I found (a rather trivial) counter-example to one conjecture I considered in the past:

Example $(\mathsf{RLD})_{\mathrm{in}} (\mathsf{FCD}) f \neq f$ for some convex reloid $f$.

Proof Let $f = (=)$. Then $(\mathsf{FCD}) f = (=)$. Let $a$ is some nontrivial atomic filter object. Then $(\mathsf{RLD})_{\mathrm{in}} (\mathsf{FCD}) (=) \supseteq a \times^{\mathsf{FCD}} a \nsubseteq (=)$ and thus $(\mathsf{RLD})_{\mathrm{in}} (\mathsf{FCD}) (=) \nsubseteq (=)$.

Before I found the last counter-example, I was thinking that $(\mathsf{FCD})$ is an isomorphism from the set of of funcoids to the set of convex reloids. As this conjecture failed, we need an other way to characterize the set of reloids isomorphic to funcoids.

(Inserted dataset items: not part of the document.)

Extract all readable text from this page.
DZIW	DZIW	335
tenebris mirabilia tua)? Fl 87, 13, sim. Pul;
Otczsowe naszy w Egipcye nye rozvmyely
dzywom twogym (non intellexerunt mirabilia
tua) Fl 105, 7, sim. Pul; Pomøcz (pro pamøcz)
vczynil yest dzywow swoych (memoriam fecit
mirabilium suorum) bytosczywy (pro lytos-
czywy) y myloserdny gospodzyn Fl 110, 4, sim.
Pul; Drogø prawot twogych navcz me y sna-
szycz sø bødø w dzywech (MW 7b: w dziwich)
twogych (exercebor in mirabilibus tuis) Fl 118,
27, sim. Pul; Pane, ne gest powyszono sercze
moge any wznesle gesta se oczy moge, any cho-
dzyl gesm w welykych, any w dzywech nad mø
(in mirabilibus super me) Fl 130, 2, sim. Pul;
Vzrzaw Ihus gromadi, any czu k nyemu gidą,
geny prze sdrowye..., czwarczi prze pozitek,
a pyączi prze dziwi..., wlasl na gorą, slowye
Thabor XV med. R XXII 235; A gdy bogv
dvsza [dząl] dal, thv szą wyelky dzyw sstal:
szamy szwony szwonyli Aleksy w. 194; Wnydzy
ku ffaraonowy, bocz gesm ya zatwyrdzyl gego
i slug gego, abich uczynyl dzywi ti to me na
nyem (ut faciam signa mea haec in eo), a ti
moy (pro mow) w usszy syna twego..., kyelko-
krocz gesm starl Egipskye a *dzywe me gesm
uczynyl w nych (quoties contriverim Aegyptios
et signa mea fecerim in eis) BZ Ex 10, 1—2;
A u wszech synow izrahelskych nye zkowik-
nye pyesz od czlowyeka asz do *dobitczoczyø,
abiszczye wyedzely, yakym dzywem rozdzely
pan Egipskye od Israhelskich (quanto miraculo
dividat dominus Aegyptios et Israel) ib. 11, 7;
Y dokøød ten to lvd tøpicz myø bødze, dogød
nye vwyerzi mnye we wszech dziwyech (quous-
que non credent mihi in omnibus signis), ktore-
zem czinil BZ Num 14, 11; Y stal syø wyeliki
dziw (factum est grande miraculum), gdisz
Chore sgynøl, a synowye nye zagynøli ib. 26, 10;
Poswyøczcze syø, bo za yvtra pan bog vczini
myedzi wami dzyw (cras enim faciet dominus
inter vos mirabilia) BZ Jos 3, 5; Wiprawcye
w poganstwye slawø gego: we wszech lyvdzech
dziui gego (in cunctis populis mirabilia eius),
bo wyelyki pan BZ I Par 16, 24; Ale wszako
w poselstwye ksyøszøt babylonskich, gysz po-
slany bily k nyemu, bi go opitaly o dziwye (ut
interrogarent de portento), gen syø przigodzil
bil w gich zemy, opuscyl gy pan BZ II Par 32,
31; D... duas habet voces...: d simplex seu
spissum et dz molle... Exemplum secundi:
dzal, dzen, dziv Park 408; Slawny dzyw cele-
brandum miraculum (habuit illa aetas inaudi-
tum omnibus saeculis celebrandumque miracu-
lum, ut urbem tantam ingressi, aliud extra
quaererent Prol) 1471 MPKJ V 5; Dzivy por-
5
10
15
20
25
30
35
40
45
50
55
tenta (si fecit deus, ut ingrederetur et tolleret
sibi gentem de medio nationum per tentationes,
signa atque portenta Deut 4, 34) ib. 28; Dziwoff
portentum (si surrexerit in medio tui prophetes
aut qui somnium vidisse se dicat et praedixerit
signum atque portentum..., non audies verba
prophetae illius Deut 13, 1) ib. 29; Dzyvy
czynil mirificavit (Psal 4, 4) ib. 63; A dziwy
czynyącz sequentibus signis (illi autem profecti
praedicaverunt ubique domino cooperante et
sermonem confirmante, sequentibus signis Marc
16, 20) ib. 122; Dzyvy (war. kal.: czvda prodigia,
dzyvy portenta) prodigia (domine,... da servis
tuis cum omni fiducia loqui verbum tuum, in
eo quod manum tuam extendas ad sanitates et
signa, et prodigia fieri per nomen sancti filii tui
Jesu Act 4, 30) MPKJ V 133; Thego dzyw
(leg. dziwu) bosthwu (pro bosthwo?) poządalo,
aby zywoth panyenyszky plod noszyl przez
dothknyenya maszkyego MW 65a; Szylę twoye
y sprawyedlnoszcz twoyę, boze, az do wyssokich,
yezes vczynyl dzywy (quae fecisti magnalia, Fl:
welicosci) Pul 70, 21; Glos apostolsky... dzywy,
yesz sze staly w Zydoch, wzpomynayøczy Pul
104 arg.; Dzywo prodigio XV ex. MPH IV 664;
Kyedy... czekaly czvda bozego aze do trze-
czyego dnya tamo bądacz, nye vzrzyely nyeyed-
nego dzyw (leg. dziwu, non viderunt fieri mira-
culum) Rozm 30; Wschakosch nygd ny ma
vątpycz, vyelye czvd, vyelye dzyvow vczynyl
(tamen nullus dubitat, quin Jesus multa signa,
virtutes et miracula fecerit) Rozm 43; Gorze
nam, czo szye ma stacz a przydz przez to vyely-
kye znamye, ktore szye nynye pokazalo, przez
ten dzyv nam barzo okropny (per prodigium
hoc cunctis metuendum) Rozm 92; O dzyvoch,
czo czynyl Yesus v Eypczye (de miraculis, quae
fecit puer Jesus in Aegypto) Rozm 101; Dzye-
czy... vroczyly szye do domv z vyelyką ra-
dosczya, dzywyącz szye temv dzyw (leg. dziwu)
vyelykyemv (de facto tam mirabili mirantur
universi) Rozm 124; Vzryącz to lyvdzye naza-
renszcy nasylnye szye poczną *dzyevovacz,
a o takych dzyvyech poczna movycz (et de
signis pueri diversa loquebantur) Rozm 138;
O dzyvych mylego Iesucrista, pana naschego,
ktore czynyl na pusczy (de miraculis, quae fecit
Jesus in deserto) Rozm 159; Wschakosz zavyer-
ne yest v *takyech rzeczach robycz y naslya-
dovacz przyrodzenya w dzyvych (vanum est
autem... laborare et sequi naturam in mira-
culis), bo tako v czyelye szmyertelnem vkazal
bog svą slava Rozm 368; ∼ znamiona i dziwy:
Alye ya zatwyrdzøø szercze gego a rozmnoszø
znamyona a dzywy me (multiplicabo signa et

The first thing we need to check is whether $(\mathsf{RLD})_{\mathrm{in}}$ is an injection. Maybe this is a simple problem (or maybe it is hard) but I haven’t thought about it yet.

## One comment

1. Oh, it is an injection. The proof is leaved for an exercise for a reader of my articles.